Washington D.C., May 13, 2015 / 14:41 pm
Having lost their homes, their heritage and their sense of dignity, Iraqi Christians victimized by the Islamic State feel abandoned by earthly powers, but their faith in God has only grown, an Iraqi nun told members of Congress May 13.
The faith of homeless Iraqi Christians is "increasing more and more," Sister Diana Momeka, O.P., told the U.S. House Foreign Affairs Committee.
Many of the displaced lived in devastating conditions – families taking shelter in containers, parents without jobs and children without an education.
But Sister Diana insisted the spirit of the people has not been broken by the adversity.
"It's making us stronger," she said.
"We were displaced, yet we feel that the hand of God is still with us…In the midst of this darkness, this suffering, we see that God is holding us," she explained, adding that it is a "gift of the Holy Spirit" to be able to stay and have faith through hardship.
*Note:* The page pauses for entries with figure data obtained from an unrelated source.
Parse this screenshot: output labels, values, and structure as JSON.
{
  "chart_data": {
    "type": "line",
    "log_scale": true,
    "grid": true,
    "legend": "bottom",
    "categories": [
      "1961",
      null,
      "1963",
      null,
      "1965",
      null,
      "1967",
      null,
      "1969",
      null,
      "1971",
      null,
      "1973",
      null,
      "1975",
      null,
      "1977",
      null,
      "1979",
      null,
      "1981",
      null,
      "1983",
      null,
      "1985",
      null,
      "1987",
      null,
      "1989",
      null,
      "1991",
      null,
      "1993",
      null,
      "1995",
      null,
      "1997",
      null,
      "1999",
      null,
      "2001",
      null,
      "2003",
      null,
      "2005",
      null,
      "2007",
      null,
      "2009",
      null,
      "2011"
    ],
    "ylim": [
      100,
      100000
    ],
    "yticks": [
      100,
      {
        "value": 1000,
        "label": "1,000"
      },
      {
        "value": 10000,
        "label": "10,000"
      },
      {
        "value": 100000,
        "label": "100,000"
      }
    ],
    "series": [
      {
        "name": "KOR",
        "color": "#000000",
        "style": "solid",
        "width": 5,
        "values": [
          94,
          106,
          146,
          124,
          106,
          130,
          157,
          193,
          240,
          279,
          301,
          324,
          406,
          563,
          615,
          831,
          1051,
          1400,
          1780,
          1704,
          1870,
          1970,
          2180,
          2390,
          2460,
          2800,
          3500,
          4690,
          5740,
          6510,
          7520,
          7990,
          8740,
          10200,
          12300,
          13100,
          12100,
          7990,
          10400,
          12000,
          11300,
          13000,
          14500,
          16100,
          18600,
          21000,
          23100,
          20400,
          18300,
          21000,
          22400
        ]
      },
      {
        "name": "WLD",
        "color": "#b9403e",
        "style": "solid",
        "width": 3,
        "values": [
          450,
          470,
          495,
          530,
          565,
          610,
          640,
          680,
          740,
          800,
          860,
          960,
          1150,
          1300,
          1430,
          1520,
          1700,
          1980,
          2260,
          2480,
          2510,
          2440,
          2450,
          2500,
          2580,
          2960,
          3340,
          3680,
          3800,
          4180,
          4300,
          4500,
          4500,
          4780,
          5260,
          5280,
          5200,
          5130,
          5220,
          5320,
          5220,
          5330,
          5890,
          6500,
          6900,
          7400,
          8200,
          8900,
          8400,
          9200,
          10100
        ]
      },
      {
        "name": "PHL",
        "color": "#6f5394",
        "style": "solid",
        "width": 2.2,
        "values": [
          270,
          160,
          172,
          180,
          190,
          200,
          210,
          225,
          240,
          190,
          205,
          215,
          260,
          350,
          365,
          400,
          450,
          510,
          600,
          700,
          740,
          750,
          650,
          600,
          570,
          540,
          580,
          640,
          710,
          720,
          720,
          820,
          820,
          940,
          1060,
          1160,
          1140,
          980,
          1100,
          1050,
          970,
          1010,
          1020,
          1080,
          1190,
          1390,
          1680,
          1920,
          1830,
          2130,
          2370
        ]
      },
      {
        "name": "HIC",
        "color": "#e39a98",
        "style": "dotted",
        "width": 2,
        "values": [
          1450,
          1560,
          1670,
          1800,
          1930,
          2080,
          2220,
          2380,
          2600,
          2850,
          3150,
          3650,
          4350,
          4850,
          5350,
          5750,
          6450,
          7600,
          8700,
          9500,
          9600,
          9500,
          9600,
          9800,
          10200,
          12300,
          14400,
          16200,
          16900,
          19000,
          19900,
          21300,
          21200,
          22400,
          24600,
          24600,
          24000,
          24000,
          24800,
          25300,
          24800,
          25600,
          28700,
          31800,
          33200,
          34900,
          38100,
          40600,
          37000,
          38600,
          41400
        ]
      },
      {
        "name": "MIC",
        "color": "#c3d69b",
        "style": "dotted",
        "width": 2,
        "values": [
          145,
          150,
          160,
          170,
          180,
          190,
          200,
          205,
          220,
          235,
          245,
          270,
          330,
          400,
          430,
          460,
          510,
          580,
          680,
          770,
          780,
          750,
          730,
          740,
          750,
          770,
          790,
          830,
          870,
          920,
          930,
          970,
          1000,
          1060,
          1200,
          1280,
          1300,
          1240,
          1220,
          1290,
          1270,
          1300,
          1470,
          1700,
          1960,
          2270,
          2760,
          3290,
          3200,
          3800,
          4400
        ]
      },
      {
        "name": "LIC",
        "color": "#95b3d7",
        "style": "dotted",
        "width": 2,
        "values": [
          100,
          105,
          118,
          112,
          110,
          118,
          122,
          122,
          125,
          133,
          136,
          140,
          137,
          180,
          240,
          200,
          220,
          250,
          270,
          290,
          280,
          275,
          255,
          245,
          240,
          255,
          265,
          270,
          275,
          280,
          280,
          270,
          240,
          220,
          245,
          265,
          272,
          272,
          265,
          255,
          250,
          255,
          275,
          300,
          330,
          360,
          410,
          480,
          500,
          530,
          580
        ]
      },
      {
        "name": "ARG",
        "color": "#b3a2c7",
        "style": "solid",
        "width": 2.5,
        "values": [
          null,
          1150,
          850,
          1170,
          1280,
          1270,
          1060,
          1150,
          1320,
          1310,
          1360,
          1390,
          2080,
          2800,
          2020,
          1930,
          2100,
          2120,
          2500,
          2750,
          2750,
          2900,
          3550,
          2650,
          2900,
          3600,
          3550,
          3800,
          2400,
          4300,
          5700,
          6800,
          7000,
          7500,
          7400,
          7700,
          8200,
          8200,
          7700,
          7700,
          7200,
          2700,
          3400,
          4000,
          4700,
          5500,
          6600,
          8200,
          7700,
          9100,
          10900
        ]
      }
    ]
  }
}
Sister Diana was part of the Dominican Sisters of St. Catherine of Siena, originally from Mosul in Northern Iraq. Islamist militants bombed their convent in 2009, and after the prioress sought protection from the local government and found none, Sister Diana and the community moved to Qaraqosh.
The ISIS onslaught caught up to them last summer. As the Islamic State swept through parts of Iraq and Syria, establishing a strict caliphate, more than 120,000 Iraqis were displaced on the Nineveh Plain, faced with the decision to convert to Islam, stay and pay a jizya tax to ISIS, or leave immediately.
The religious community moved again, this time to Kurdistan. "We were driven out of our homes in a couple of hours," the nun described, "without any warning."
Almost no Christians are left in Mosul, Sister Diana said, except for about 100 Christian hostages of ISIS.
Slated to testify before a congressional committee as part of an Iraqi delegation, Sister Diana's application for a visa was initially denied by the local U.S. Consulate because of her status as an internally-displaced person.
Amid mounting pressure, she was later able to enter the United States and testified before the U.S. House Foreign Affairs Committee May 13 regarding "ISIS's war on religious minorities."
"I am but one, small person – a victim myself of ISIS and all of its brutality," Sister Diana stated in written testimony before the committee.
"Coming here has been difficult for me – as a religious sister I am not comfortable with the media and so much attention," she admitted. "But I am here and I am here to ask you, to implore you for the sake of our common humanity to help us."
The Christians in Northern Iraq lost "most everything" when ISIS destroyed and desecrated churches, shrines, and other sacred sites, she said.
"We lost everything that today, every Christian that's living in the region of Kurdistan, we feel we don't have dignity anymore. When you lose your home, you lose everything you have. You lose your heritage, your culture."
When monasteries that have existed for centuries have been destroyed, it is a sign that "your history is gone, you are nothing anymore," the Iraqi nun explained.
Children are growing up without proper education and whole families' lives have "changed tremendously," she said. "We're abandoned, that's how we feel."
The local and regional authorities have been of little help to the displaced, Sister Diana said in her testimony, calling their reaction to the crisis "at best modest and slow." The Kurdish government allowed Christian refugees to enter its borders but did not offer any more significant aid.
The Church in Kurdistan has been a big help to Christians, though, providing food, shelter, and other support, she noted.
Ultimately, the displaced want to return home and not to be re-settled elsewhere, witnesses at the hearing insisted.
"There are many who say 'Why don't the Christians just leave Iraq and move to another country and be done with it?'" Sister Diana stated in her testimony. "Why should we leave our country? What have we done?"
"The Christians of Iraq are the first people of the land," she said. "While our ancestors experienced all kinds of persecution, they stayed in their land, building a culture that has served humanity for the ages."
"We want nothing more than to go back to our lives; we want nothing more than to go home."